La squalifica per doping di Nick Kyrgios è già finita. Il tennista australiano potrà tornare a giocare e frequentare i campi di tutto il mondo dopo che la sua sospensione per uso di cocaina è stata ridotta a un mese in cambio della partecipazione a un programma di recupero. Kyrgios, infatti, era risultato positivo alla benzoilecgonina, metabolita della cocaina, il 22 giugno scorso durante un controllo antidoping nell’Atp di Maiorca in Spagna. Di conseguenza il 4 agosto l’ITIA, l’Agenzia Internazionale per l’integrità del Tennis, lo aveva sospeso provvisoriamente dopo che la sostanza vietata è stata rilevata nel suo campione.
La versione di Kyrgios
Davanti agli investigatori dell’ITIA l’ex numero 13 al mondo ha spiegato di aver assunto la cocaina in una discoteca due giorni prima di scendere in campo a Maiorca e di perdere contro il connazionale Adam Walton. L’ITIA ha consultato un esperto indipendente in un laboratorio accreditato dalla Wada, l’agenzia mondiale antidoping, che ha confermato la coerenza tra la versione di Kyrgios e il livello di cocaina nel suo campione.

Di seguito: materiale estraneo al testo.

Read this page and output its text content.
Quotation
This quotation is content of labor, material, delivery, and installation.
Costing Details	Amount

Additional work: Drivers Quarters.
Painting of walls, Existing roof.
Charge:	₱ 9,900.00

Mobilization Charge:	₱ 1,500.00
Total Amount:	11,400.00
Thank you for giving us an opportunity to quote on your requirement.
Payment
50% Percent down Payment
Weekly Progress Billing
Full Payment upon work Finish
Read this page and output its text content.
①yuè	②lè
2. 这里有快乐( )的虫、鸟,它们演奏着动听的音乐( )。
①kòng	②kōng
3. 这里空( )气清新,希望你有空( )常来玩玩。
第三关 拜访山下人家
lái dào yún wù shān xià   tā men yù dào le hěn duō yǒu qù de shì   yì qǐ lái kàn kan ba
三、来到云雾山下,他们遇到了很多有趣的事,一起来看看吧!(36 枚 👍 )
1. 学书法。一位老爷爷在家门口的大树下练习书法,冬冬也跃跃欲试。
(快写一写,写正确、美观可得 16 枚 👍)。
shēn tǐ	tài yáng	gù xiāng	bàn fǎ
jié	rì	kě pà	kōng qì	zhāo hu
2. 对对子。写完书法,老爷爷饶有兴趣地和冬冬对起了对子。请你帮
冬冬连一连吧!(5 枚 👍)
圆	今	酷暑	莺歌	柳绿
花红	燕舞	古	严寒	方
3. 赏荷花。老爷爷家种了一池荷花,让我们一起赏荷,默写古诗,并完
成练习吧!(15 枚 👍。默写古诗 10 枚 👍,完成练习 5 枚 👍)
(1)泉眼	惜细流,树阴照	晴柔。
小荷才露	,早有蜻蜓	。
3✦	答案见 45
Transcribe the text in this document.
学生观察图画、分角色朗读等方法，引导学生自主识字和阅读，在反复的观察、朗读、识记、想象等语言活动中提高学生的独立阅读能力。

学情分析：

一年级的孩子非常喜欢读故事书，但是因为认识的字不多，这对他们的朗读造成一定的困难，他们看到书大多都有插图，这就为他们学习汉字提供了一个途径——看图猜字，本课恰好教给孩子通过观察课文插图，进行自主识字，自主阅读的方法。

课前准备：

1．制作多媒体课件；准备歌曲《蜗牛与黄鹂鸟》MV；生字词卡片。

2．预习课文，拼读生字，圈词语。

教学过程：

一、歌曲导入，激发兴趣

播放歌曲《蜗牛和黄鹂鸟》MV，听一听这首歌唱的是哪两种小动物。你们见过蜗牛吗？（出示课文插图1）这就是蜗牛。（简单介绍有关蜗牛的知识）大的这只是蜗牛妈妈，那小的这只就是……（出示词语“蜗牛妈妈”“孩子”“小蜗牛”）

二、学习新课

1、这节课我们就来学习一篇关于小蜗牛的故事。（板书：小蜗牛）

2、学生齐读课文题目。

Riconoscendo perciò che l’australiano ha fatto uso di cocaina al di fuori delle competizioni.
La riduzione della pena a un mese
Se fosse risultato il contrario, Kyrgios avrebbe potuto rischiare una squalifica massima di tre mesi. La pena invece è stata ridotta a un mese dopo che il tennista ha deciso di intraprendere un percorso in una struttura specializzata.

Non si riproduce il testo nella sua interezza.